Vida de postar em blog não é fácil, precisamos dividir o tempo de trabalho, com o de vadiagem. E sejamos sinceros, isso é muito difícil (Ainda mais para fazer textos curtos)!

Aconteceu tanta coisa nesse meio tempo, que fica complicado comentar tudo, de uma vez só. Pensei em falar sobre a visita do presidente do Irã, pensei em comentar sobre o Prêmio Nobel do Nego (no bom sentido da palavra) Obama, mas achei cabível falar sobre o nobre padrasto que usou uma criança, de 2 anos, como boneco de voodo, para atingir a mãe do garoto!

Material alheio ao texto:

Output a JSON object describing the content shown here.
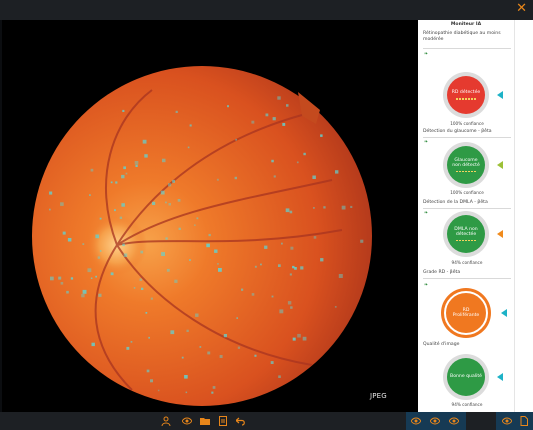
{
  "window": {
    "close_glyph": "✕"
  },
  "viewer": {
    "format_label": "JPEG"
  },
  "panel": {
    "monitor_label": "Moniteur IA",
    "sections": [
      {
        "title": "Rétinopathie diabétique au moins modérée",
        "result": "RD détectée",
        "confidence": "100% confiance",
        "status_color": "#e53a2f",
        "arrow_color": "#1db2c7"
      },
      {
        "title": "Détection du glaucome - βêta",
        "result": "Glaucome non détecté",
        "confidence": "100% confiance",
        "status_color": "#2e9a45",
        "arrow_color": "#9cc037"
      },
      {
        "title": "Détection de la DMLA - βêta",
        "result": "DMLA non détectée",
        "confidence": "94% confiance",
        "status_color": "#2e9a45",
        "arrow_color": "#f08a1c"
      },
      {
        "title": "Grade RD - βêta",
        "result": "RD Proliférante",
        "confidence": "",
        "status_color": "#f07820",
        "arrow_color": "#1db2c7"
      },
      {
        "title": "Qualité d'image",
        "result": "Bonne qualité",
        "confidence": "94% confiance",
        "status_color": "#2e9a45",
        "arrow_color": "#1db2c7"
      }
    ]
  },
  "toolbar": {
    "left_icons": [
      "person-icon",
      "eye-icon",
      "folder-icon",
      "document-icon",
      "undo-icon"
    ],
    "right_icons": [
      "view-eye-icon-1",
      "view-eye-icon-2",
      "view-eye-icon-3",
      "view-eye-icon-4",
      "export-icon"
    ]
  },
  "colors": {
    "accent": "#e8861a",
    "toolbar_selected": "#163a54",
    "highlight": "#5fd4d4"
  }
}
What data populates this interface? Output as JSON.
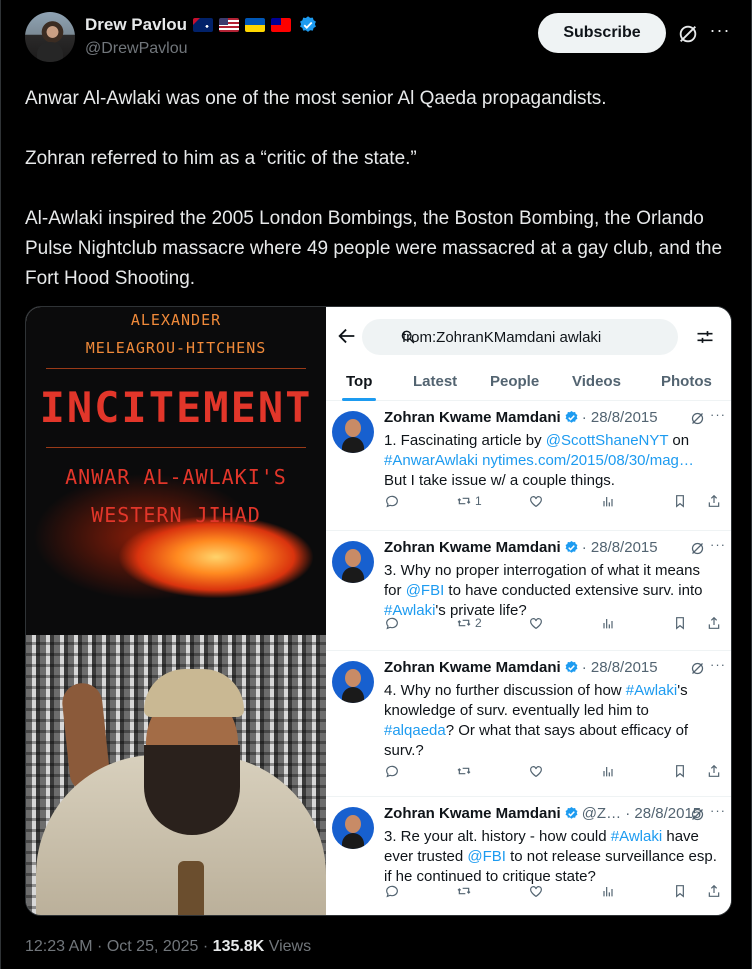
{
  "author": {
    "name": "Drew Pavlou",
    "handle": "@DrewPavlou",
    "flags": [
      "australia-flag",
      "usa-flag",
      "ukraine-flag",
      "taiwan-flag"
    ]
  },
  "actions": {
    "subscribe_label": "Subscribe"
  },
  "tweet": {
    "text": "Anwar Al-Awlaki was one of the most senior Al Qaeda propagandists.\n\nZohran referred to him as a “critic of the state.”\n\nAl-Awlaki inspired the 2005 London Bombings, the Boston Bombing, the Orlando Pulse Nightclub massacre where 49 people were massacred at a gay club, and the Fort Hood Shooting."
  },
  "book": {
    "author_line1": "ALEXANDER",
    "author_line2": "MELEAGROU-HITCHENS",
    "title": "INCITEMENT",
    "subtitle_line1": "ANWAR AL-AWLAKI'S",
    "subtitle_line2": "WESTERN JIHAD"
  },
  "search": {
    "query": "from:ZohranKMamdani awlaki",
    "tabs": [
      "Top",
      "Latest",
      "People",
      "Videos",
      "Photos"
    ],
    "active_tab": "Top",
    "results": [
      {
        "name": "Zohran Kwame Mamdani",
        "meta": "· 28/8/2015",
        "segments": [
          [
            "1. Fascinating article by ",
            ""
          ],
          [
            "@ScottShaneNYT",
            "hl"
          ],
          [
            " on\n",
            ""
          ],
          [
            "#AnwarAwlaki nytimes.com/2015/08/30/mag…",
            "hl"
          ],
          [
            "\nBut I take issue w/ a couple things.",
            ""
          ]
        ],
        "retweets": "1"
      },
      {
        "name": "Zohran Kwame Mamdani",
        "meta": "· 28/8/2015",
        "segments": [
          [
            "3. Why no proper interrogation of what it means\nfor ",
            ""
          ],
          [
            "@FBI",
            "hl"
          ],
          [
            " to have conducted extensive surv. into\n",
            ""
          ],
          [
            "#Awlaki",
            "hl"
          ],
          [
            "'s private life?",
            ""
          ]
        ],
        "retweets": "2"
      },
      {
        "name": "Zohran Kwame Mamdani",
        "meta": "· 28/8/2015",
        "segments": [
          [
            "4. Why no further discussion of how ",
            ""
          ],
          [
            "#Awlaki",
            "hl"
          ],
          [
            "'s\nknowledge of surv. eventually led him to\n",
            ""
          ],
          [
            "#alqaeda",
            "hl"
          ],
          [
            "? Or what that says about efficacy of\nsurv.?",
            ""
          ]
        ],
        "retweets": ""
      },
      {
        "name": "Zohran Kwame Mamdani",
        "meta": "@Z… · 28/8/2015",
        "segments": [
          [
            "3. Re your alt. history - how could ",
            ""
          ],
          [
            "#Awlaki",
            "hl"
          ],
          [
            " have\never trusted ",
            ""
          ],
          [
            "@FBI",
            "hl"
          ],
          [
            " to not release surveillance esp.\nif he continued to critique state?",
            ""
          ]
        ],
        "retweets": ""
      }
    ]
  },
  "footer": {
    "time": "12:23 AM",
    "date": "Oct 25, 2025",
    "views_count": "135.8K",
    "views_label": "Views"
  }
}
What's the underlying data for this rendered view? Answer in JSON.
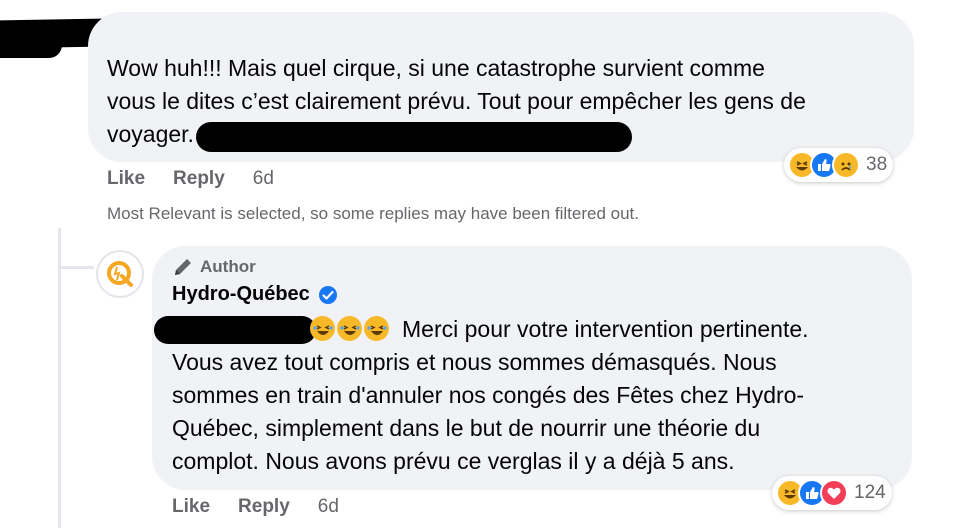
{
  "comment1": {
    "lines": [
      "Wow huh!!! Mais quel cirque, si une catastrophe survient comme",
      "vous le dites c’est clairement prévu. Tout pour empêcher les gens de",
      "voyager."
    ],
    "actions": {
      "like": "Like",
      "reply": "Reply",
      "time": "6d"
    },
    "reactions": {
      "icons": [
        "haha-icon",
        "like-icon",
        "sad-icon"
      ],
      "count": "38"
    }
  },
  "filter_notice": "Most Relevant is selected, so some replies may have been filtered out.",
  "reply": {
    "author_badge": "Author",
    "name": "Hydro-Québec",
    "verified": true,
    "lines": [
      "Merci pour votre intervention pertinente.",
      "Vous avez tout compris et nous sommes démasqués. Nous",
      "sommes en train d'annuler nos congés des Fêtes chez Hydro-",
      "Québec, simplement dans le but de nourrir une théorie du",
      "complot. Nous avons prévu ce verglas il y a déjà 5 ans."
    ],
    "actions": {
      "like": "Like",
      "reply": "Reply",
      "time": "6d"
    },
    "reactions": {
      "icons": [
        "haha-icon",
        "like-icon",
        "love-icon"
      ],
      "count": "124"
    }
  },
  "colors": {
    "bubble": "#f0f2f5",
    "secondary_text": "#65676b",
    "verified_blue": "#1877f2",
    "hydro_orange": "#f5a623"
  }
}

Sejamos sinceros, se quer fazer porra de magia, que faça consigo mesmo. Na minha época, fazia magia com bode, cartas, foto na boca de sapo, mas não com criança!
O camarada foi tão ousado (ousadia diferente das meninas da banda Cine), que em entrevista pra galerê da Globo, disse com detalhes como fez a sacanagem!

“Eu colocava um pouquinho de vinho mais forte, colocava água e dava para o menino. O menino bebia e desmaiava. Aí eu colocava as agulhas. Era pra atingir a mãe do menino”, confessou o meliante.

Deixo de lado minha imparcialidade de jornalista (se é que isso existe), e confesso que fiquei feliz em saber que esse rapaz receberá a devida recepção na detenção. Longe de mim desejar o mal para alguém, mas, nesse caso, espero que ele fique com a aparência próxima ao Fudêncio, afinal de contas, quem gosta de agulhar, gosta de prego também.

Agora ele precisará esquecer o ziriguidum e o bate lata do terrero de umbanda e aprender a cantar o refrão de uma clássica da Tati Quebra Barraco: "tá ardendo assopra, tá ardendo assopra".